A state review of Fayette County Public Schools has found that, for the second year in a row, the district isn't doing enough to help Bryan Station High School.
Bryan Station High is the only school in the county that the state designates as a priority or persistently low-achieving school.
State education department spokesman Nancy Rodriguez said the district has the resources, leadership and staff to improve Bryan Station but lacks the "policies, procedures, monitoring and intentionality."
In March, a team from the Department of Education came to Fayette County to review whether the district was doing enough to improve Bryan Station High. The answer, according to the April report, was that in many cases, the district is not.
A year earlier, state education officials arrived at the same conclusion.
Another review will be conducted next school year, associate commissioner Kelly Foster said.
Fayette County school board chairman John Price said the board had not reviewed the report but was likely to hold a work session on it.
For now, Price said, the search for a superintendent is the top priority. The next superintendent "will help us address the student achievement issues at Bryan Station High School and across the district," he said.
District officials told the Herald-Leader in February that they were making significant efforts to turn around Bryan Station High School.
In a report that Foster presented to the state school board Feb. 4, Bryan Station was among 28 high schools that showed a big gain — more than 20 percentage points — in students graduating from college or being career-ready over the past four years. Bryan Station was among 12 priority schools that had double-digit gains in the percentage of students meeting the ACT math benchmark from 2010 to 2014. The school has closed student achievement gaps over the past three years, and that's notable because it has more students who are eligible for free and reduced-price lunch than other high schools in the district.
But some efforts need improvement, according to the April 16 Diagnostic Review Team report.
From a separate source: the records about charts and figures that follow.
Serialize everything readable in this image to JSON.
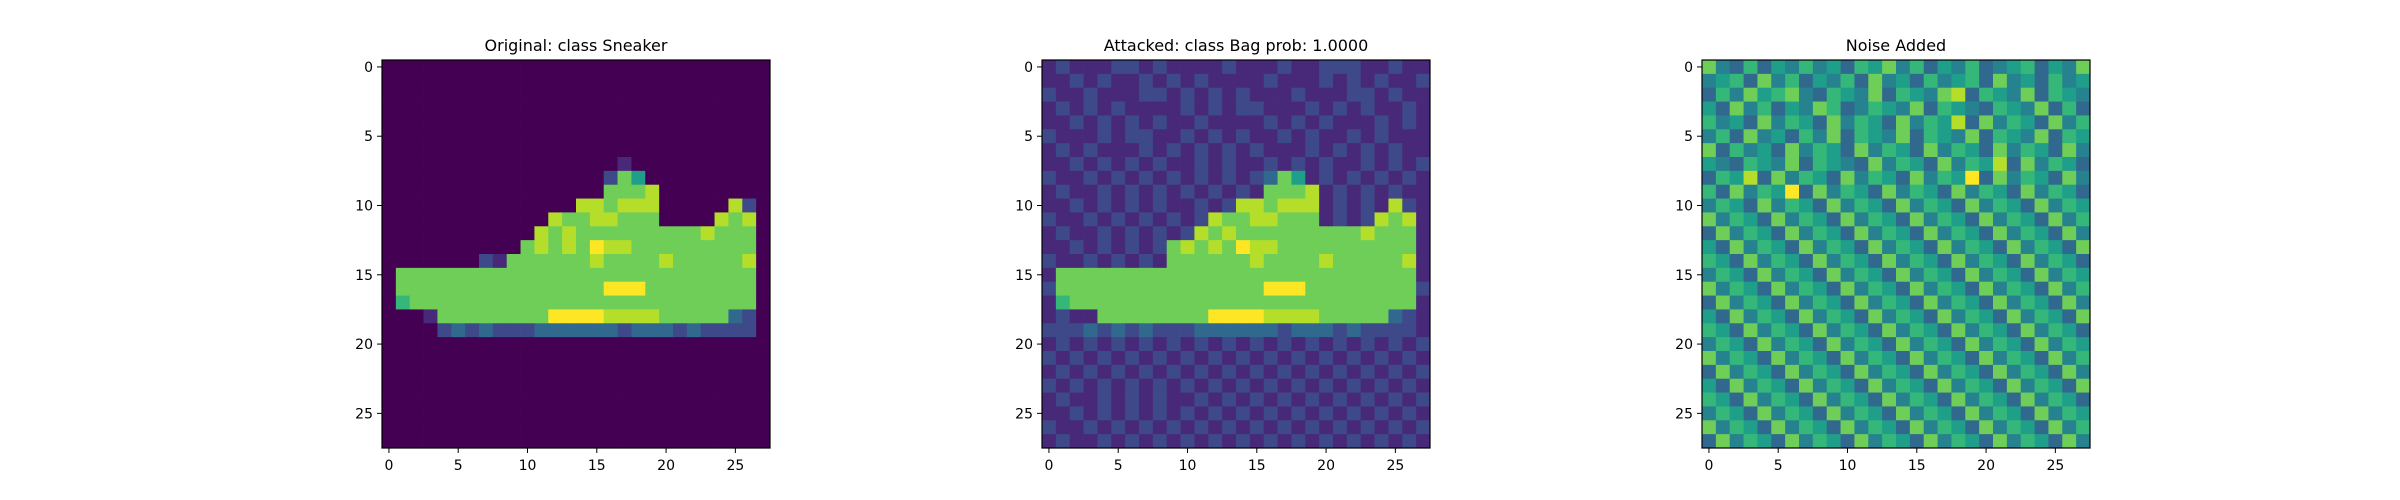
{
  "chart_data": [
    {
      "type": "heatmap",
      "title": "Original: class Sneaker",
      "colormap": "viridis",
      "xlabel": "",
      "ylabel": "",
      "xlim": [
        -0.5,
        27.5
      ],
      "ylim": [
        27.5,
        -0.5
      ],
      "x_ticks": [
        0,
        5,
        10,
        15,
        20,
        25
      ],
      "y_ticks": [
        0,
        5,
        10,
        15,
        20,
        25
      ],
      "x_tick_labels": [
        "0",
        "5",
        "10",
        "15",
        "20",
        "25"
      ],
      "y_tick_labels": [
        "0",
        "5",
        "10",
        "15",
        "20",
        "25"
      ],
      "grid": [
        "0000000000000000000000000000",
        "0000000000000000000000000000",
        "0000000000000000000000000000",
        "0000000000000000000000000000",
        "0000000000000000000000000000",
        "0000000000000000000000000000",
        "0000000000000000000000000000",
        "0000000000000000010000000000",
        "0000000000000000275000000000",
        "0000000000000000777800000000",
        "0000000000000088788800000820",
        "0000000000008778877700008780",
        "0000000000087877777777787770",
        "0000000000787879887777777770",
        "0000000217777778777787777780",
        "0777777777777777777777777770",
        "0777777777777777999777777770",
        "0677777777777777777777777770",
        "0001777777779999888877777320",
        "0000232322233333323332322220",
        "0000000000000000000000000000",
        "0000000000000000000000000000",
        "0000000000000000000000000000",
        "0000000000000000000000000000",
        "0000000000000000000000000000",
        "0000000000000000000000000000",
        "0000000000000000000000000000",
        "0000000000000000000000000000"
      ],
      "value_scale": "0-9 digit levels (0=min, 9=max)"
    },
    {
      "type": "heatmap",
      "title": "Attacked: class Bag prob: 1.0000",
      "colormap": "viridis",
      "xlabel": "",
      "ylabel": "",
      "xlim": [
        -0.5,
        27.5
      ],
      "ylim": [
        27.5,
        -0.5
      ],
      "x_ticks": [
        0,
        5,
        10,
        15,
        20,
        25
      ],
      "y_ticks": [
        0,
        5,
        10,
        15,
        20,
        25
      ],
      "x_tick_labels": [
        "0",
        "5",
        "10",
        "15",
        "20",
        "25"
      ],
      "y_tick_labels": [
        "0",
        "5",
        "10",
        "15",
        "20",
        "25"
      ],
      "grid": [
        "1211122121111211121122211211",
        "1121211212121111211121212112",
        "2112111221212121112111221211",
        "1212121111212122111212121121",
        "1121212121121111212121112121",
        "2111212211212121121211212111",
        "1212111212121212111212121211",
        "1121212121121211212121121212",
        "2112121212121212375121212121",
        "1211212121212121777812121211",
        "1121212121121288788812121821",
        "2112121212128778877712128781",
        "1211212121287877777777787771",
        "1121212127878798877777777771",
        "2112121217777778777787777781",
        "1777777777777777777777777771",
        "2777777777777777999777777772",
        "1677777777777777777777777771",
        "1211777777779999888877777321",
        "2223232322233333323332322221",
        "1212121212121212121212121212",
        "2121212121212121212121212121",
        "1212121212121212121212121212",
        "2121212121212121212121212121",
        "1211212121121212121212121212",
        "1121212121212121212121212121",
        "2112121212121212121212121212",
        "1211212121212121212121212121"
      ],
      "value_scale": "0-9 digit levels (0=min, 9=max)"
    },
    {
      "type": "heatmap",
      "title": "Noise Added",
      "colormap": "viridis",
      "xlabel": "",
      "ylabel": "",
      "xlim": [
        -0.5,
        27.5
      ],
      "ylim": [
        27.5,
        -0.5
      ],
      "x_ticks": [
        0,
        5,
        10,
        15,
        20,
        25
      ],
      "y_ticks": [
        0,
        5,
        10,
        15,
        20,
        25
      ],
      "x_tick_labels": [
        "0",
        "5",
        "10",
        "15",
        "20",
        "25"
      ],
      "y_tick_labels": [
        "0",
        "5",
        "10",
        "15",
        "20",
        "25"
      ],
      "grid": [
        "7436354645365746354634563547",
        "4563746354637453645637453645",
        "3647567436547365478365473654",
        "5374635476346547365436547363",
        "6453746537465374658374653746",
        "4637453647365473654736547365",
        "7364537465374653746537465374",
        "5436547365437465374658374653",
        "3658374653746537465937465374",
        "6374659374653746537465374653",
        "4653746537465374653746537465",
        "7465374653746537465374653746",
        "3746537465374653746537465374",
        "5374653746537465374653746537",
        "6537465374653746537465374653",
        "4653746537465374653746537465",
        "7465374653746537465374653746",
        "3746537465374653746537465374",
        "5374653746537465374653746537",
        "6537465374653746537465374653",
        "4653746537465374653746537465",
        "7465374653746537465374653746",
        "3746537465374653746537465374",
        "5374653746537465374653746537",
        "6537465374653746537465374653",
        "4653746537465374653746537465",
        "7465374653746537465374653746",
        "3746537465374653746537465374"
      ],
      "value_scale": "0-9 digit levels (0=min, 9=max)"
    }
  ]
}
After 94 observations of classes, the team saw clear differences between the opportunities provided to students in grade-level core courses and those in advanced courses such as calculus and advanced-placement history, the report said.
The review team cited several instances of student behavior affecting learning. Several students were observed not attending classes, using cellphones, listening to music during class, and disengaging from the lesson. Teachers' attempts to redirect students were often met with ambivalence or initial compliance followed by students returning to the inappropriate behavior, the review found.
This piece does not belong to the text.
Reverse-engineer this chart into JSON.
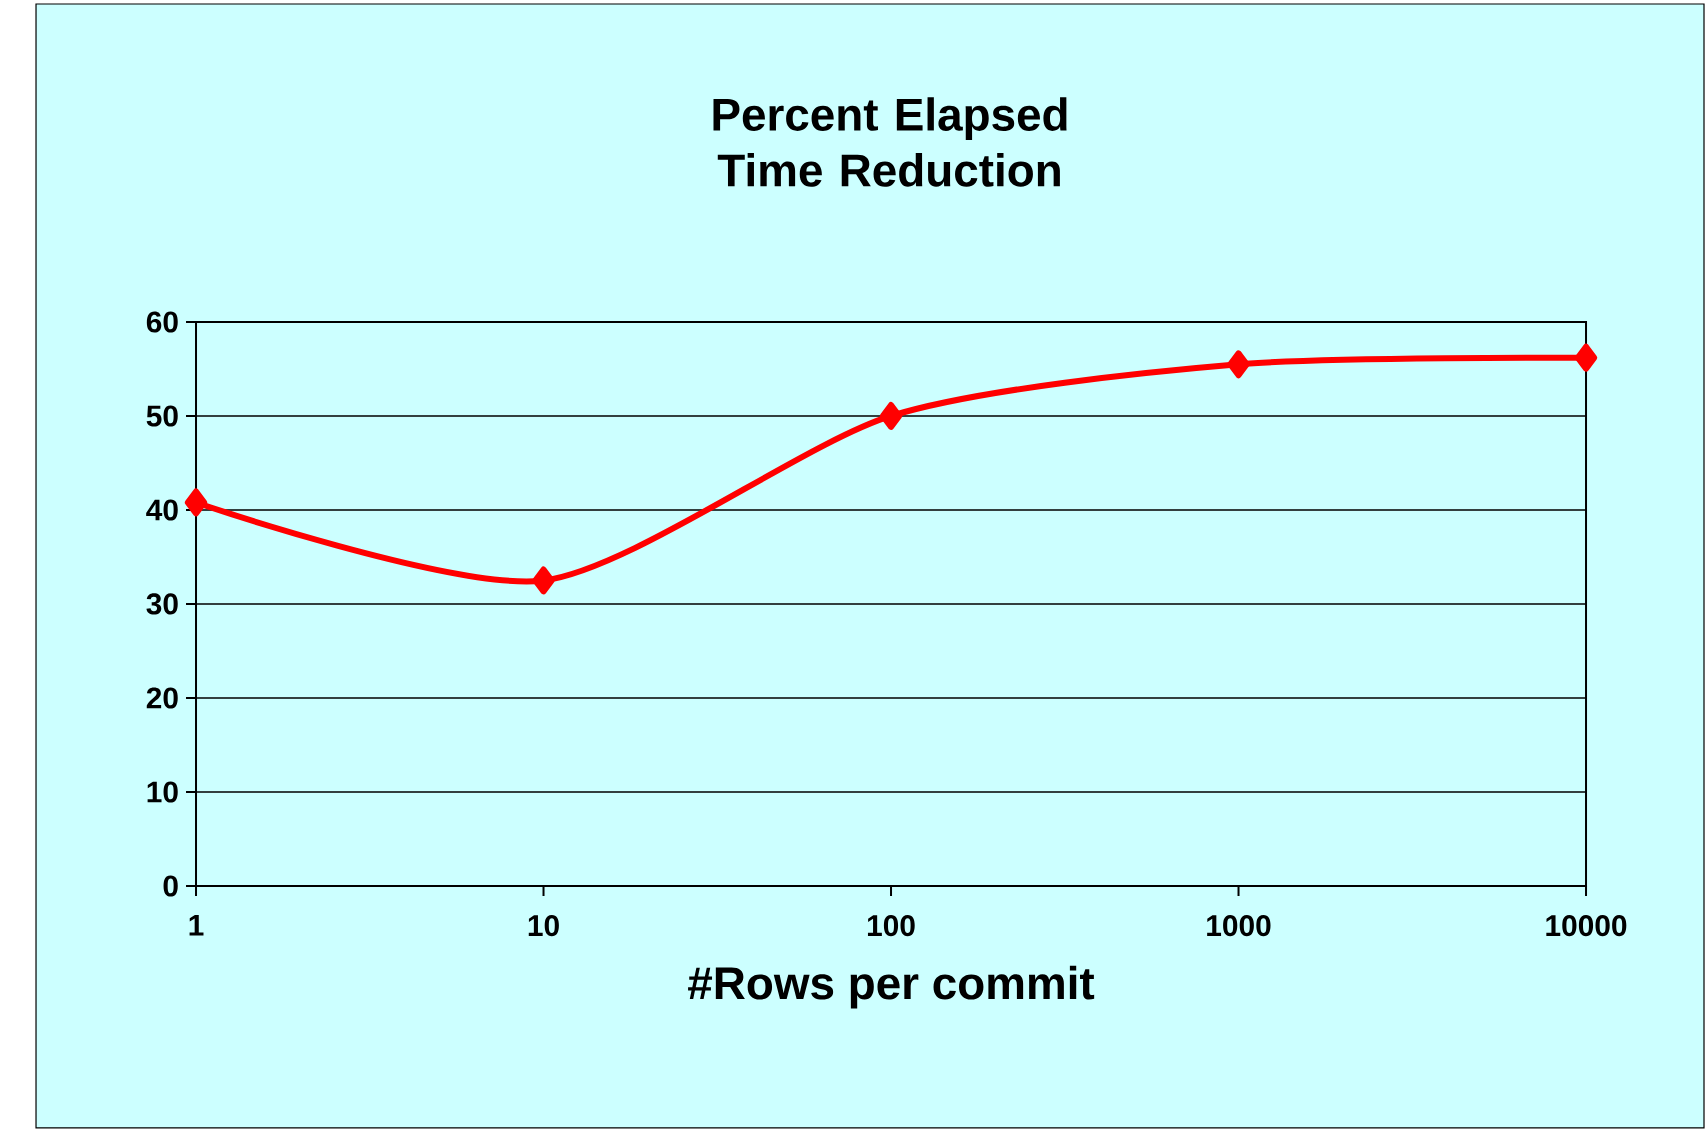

On a 4-point scale, the district received ratings of 1 or 2 on several fronts.
The Digital Learning Environment was rated 1.48 on a 4-point scale. There was little student use of technology tools to conduct research, solve problems or create original works for learning, or opportunities for students to communicate and work collaboratively for learning. Students were often observed using digital devices, but usually not for learning.
The state team observed that use of digital devices for learning occurred most often in the accelerated core classrooms, highlighting again the discrepancies between the learning environments of average or low-performing students and of those in the advanced classes.
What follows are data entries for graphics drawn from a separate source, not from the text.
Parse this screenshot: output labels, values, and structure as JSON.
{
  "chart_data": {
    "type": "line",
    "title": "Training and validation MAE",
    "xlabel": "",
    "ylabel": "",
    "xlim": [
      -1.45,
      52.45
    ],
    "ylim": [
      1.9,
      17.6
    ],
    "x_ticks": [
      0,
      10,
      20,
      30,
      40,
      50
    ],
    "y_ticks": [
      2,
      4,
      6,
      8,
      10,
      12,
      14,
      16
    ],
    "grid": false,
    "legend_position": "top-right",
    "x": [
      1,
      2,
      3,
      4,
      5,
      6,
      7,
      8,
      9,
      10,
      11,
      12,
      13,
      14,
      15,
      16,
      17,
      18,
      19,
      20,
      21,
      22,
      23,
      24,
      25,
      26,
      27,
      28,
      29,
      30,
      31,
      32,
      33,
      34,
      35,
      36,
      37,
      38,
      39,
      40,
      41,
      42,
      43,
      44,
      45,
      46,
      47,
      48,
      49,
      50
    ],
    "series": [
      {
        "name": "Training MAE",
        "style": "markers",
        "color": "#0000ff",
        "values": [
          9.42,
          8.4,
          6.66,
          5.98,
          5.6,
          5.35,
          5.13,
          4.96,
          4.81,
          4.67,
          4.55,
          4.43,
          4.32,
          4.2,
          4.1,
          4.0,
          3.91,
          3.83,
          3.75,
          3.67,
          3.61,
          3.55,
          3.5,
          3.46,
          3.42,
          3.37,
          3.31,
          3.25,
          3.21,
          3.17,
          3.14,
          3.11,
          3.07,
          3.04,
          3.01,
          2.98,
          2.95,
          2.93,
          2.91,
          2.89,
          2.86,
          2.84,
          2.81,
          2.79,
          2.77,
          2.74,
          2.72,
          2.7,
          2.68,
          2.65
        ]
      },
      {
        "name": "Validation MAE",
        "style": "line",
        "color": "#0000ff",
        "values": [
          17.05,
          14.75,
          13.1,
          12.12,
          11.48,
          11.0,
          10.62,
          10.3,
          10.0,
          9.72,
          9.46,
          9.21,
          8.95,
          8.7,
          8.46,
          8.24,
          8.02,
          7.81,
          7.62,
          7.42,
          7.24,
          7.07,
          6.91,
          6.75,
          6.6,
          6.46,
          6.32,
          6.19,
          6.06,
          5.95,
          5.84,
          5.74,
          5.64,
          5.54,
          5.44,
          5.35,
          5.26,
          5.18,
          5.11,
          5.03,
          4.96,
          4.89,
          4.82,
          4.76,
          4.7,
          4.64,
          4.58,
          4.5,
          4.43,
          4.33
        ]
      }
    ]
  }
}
One person interviewed by the state team questioned the district's ability to bring about change to Bryan Station High.
The district has the benefit of a multitude of community partnerships, including nearby universities and colleges, businesses, and faith-based organizations, the report said. But there was no formal structure for organizing and using these benefits.
Some of those entities expressed frustration over failed attempts to get their services to students and families. Comments indicated a desire to improve Bryan Station High, but a lack of clearly defined procedures for assistance might be impeding improvement.
The report also said that evidence suggested school board members aren't in agreement about how to execute their duties. Board members weren't able to articulate a clear understanding of the board's role in the district and school improvement processes, they were inconsistent in how they address complaints or issues, and individual members varied in how they thought they should hold one another accountable.
The report cited other problems:
■ There is no system for reviewing and updating the district's mission, and all stakeholders aren't represented.
■ There is little evidence of efforts to monitor and adjust annual goals.
■ There is no process to help schools develop or implement an improvement plan.
■ Staff at the district and school level were unable to articulate the mission, purpose and goals of the school, and there were no records to indicate whether goals are monitored.
■ The site-based decision-making council governing policies lack specificity to address the needs of Bryan Station High.